Actualité30/04/2024Agriculture Biologique, Fourrages, CulturesBovins lait, Bovins viande

La prédation par les corvidés constitue la cause N°1 de l’abandon de la culture du maïs en Agriculture Biologique en Normandie. Néanmoins des solutions peuvent être mises en place.

 
 

Dans la famille des corvidés, le corbeau freux et la corneille sont les deux espèces les plus impactantes sur la culture du maïs, du semis jusqu’au stade 6/7 feuilles.

Le risque, difficilement prévisible et maîtrisable, concerne particulièrement les cultures conduites en bio, en raison du décalage de semis par rapport aux cultures conventionnelles qui génère une concentration de l’offre.

Comment lutter ? Combiner les actions pour gagner

Il n'existe malheureusement aujourd’hui aucune solution réellement satisfaisante à elle seule. La grande capacité d’adaptation de ces volatiles conduit fréquemment les actions isolées, du type canons ou effaroucheurs divers, à des échecs importants. Les additifs (piment de cayenne, tourteau de ricin…) ne garantissent pas non plus une protection efficace en cas de prédation forte.

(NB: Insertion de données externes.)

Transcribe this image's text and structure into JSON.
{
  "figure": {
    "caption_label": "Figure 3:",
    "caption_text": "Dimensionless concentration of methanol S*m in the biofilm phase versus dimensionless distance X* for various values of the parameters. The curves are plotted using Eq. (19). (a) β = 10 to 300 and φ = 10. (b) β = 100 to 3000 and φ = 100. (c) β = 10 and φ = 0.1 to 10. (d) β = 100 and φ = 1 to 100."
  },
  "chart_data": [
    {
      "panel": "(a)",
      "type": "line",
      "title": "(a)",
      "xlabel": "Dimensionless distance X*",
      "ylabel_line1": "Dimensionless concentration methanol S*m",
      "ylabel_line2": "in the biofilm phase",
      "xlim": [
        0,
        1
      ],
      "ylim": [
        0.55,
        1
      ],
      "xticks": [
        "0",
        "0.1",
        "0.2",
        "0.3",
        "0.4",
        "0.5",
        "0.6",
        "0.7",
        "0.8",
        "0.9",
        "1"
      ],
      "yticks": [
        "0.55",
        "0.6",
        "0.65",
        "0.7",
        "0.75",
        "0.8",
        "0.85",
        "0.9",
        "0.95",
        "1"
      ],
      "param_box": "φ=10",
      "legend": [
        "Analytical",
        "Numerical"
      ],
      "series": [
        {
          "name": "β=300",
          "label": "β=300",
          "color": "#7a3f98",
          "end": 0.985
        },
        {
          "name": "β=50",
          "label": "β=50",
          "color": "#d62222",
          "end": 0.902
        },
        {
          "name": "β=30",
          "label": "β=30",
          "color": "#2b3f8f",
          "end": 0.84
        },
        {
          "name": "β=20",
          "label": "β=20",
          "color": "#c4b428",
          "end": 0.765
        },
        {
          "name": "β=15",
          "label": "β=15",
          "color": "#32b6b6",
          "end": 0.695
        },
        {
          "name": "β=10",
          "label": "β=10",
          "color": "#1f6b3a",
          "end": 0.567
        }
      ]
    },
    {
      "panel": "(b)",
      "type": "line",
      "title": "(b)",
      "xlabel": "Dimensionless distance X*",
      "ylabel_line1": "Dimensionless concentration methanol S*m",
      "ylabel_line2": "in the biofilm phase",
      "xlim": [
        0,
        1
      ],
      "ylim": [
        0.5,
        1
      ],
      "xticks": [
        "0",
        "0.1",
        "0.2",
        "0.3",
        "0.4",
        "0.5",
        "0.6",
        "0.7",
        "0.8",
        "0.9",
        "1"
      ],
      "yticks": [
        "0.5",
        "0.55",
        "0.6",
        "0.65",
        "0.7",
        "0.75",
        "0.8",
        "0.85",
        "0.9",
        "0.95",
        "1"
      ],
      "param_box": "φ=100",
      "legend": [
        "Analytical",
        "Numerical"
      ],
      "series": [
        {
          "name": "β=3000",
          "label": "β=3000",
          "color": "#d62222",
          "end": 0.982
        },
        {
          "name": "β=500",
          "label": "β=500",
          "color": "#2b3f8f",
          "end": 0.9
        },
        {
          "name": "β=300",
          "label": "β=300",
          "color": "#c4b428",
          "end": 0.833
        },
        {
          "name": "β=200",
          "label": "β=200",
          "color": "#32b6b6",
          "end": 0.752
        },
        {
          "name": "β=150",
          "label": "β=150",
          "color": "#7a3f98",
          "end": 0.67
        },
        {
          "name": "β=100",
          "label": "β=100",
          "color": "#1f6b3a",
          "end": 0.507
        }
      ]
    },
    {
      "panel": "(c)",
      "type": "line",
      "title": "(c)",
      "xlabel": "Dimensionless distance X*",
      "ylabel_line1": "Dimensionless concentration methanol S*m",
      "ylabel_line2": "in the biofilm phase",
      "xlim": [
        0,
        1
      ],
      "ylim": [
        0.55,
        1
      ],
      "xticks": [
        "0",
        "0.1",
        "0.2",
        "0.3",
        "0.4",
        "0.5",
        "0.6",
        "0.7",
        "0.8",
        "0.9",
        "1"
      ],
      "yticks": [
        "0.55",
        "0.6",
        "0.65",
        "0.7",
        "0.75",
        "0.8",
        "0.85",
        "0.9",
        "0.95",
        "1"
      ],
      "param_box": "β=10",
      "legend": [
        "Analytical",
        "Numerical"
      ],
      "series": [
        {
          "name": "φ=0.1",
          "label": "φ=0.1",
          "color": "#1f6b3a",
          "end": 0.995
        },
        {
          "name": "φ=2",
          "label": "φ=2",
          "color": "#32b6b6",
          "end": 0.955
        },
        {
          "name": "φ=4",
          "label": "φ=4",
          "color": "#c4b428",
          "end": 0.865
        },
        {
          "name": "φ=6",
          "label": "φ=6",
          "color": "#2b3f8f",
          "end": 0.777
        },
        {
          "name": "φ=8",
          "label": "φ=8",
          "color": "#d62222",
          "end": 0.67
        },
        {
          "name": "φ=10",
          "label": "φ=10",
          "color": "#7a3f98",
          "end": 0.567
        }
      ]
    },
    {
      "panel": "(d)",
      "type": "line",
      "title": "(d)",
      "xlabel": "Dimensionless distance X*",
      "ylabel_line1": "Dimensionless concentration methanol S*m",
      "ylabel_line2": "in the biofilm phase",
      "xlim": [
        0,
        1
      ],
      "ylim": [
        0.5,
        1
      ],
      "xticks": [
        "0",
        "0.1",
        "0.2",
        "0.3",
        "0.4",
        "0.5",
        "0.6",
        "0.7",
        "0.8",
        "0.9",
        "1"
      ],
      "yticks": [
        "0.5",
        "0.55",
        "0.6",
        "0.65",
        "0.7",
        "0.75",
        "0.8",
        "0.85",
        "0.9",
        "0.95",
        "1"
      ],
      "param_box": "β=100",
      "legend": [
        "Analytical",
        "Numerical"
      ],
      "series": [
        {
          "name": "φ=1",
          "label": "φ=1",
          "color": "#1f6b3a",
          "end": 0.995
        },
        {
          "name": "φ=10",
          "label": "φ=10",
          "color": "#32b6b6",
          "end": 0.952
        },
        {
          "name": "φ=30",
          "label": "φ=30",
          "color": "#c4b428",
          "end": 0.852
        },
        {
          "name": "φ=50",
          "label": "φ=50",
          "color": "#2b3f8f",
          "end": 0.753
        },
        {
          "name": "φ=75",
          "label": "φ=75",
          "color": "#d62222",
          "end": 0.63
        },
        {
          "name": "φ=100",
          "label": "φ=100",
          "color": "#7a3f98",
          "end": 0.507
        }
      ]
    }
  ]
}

Les leviers agronomiques : incontournables

La date de semis en bio est majoritairement décalée d’une quinzaine de jours afin de semer dans les meilleures conditions possibles (terre bien réchauffée) et favoriser une levée et une croissance rapide. Même si cette pratique ne doit pas être remise en cause, ce décalage est très certainement à l’origine d’une majorité des dégâts occasionnés, le nombre de parcelles étant plus faible.
L’itinéraire proposé ci-dessous a été observé dans plusieurs fermes bio bas normandes et a permis de minimiser massivement la prédation.

 

 

 

 1- Eviter les épandages d’effluents trop rapprochés de la date de semis. La présence de résidus de culture ou d’effluents mal enfouis constituent un attrait supplémentaire pour les corvidés.
Voici un témoignage de cette influence des épandages sur les dégâts : en 2023 cette parcelle de 4 ha avait reçu du fumier sur environ la moitié de la surface ; les dégâts de corbeaux étaient essentiellement localisés sur la partie avec fumier.

 

 

 

2- La profondeur de semis : enterrer les graines à 6 cm de profondeur, en évitant les sols trop motteux et trop secs. Attention aux semis trop profonds qui handicapent la levée en conditions difficiles. La limite des 6 cm de profondeur ne devrait pas être franchie.
3- Bien rappuyer la ligne de semis pour un meilleur ancrage et une surface plus "dure". Ne pas hésiter à régler les roues plombeuses du semoir afin d’obtenir un semis fortement rappuyé. L’objectif est d’empêcher les corbeaux de trouver la graine en arrachant le pied de maïs.
4- Opérer un passage de herse étrille juste après le semis afin d’effacer totalement les lignes de semis, créant ainsi une confusion / perte d’orientation des oiseaux.
5- Compléter par un roulage pour obtenir une parcelle la plus régulière possible. Ces deux actions ont également l’avantage de préparer les premiers passages de désherbage mécanique en offrant une surface plane propice à un premier tour de herse étrille efficace.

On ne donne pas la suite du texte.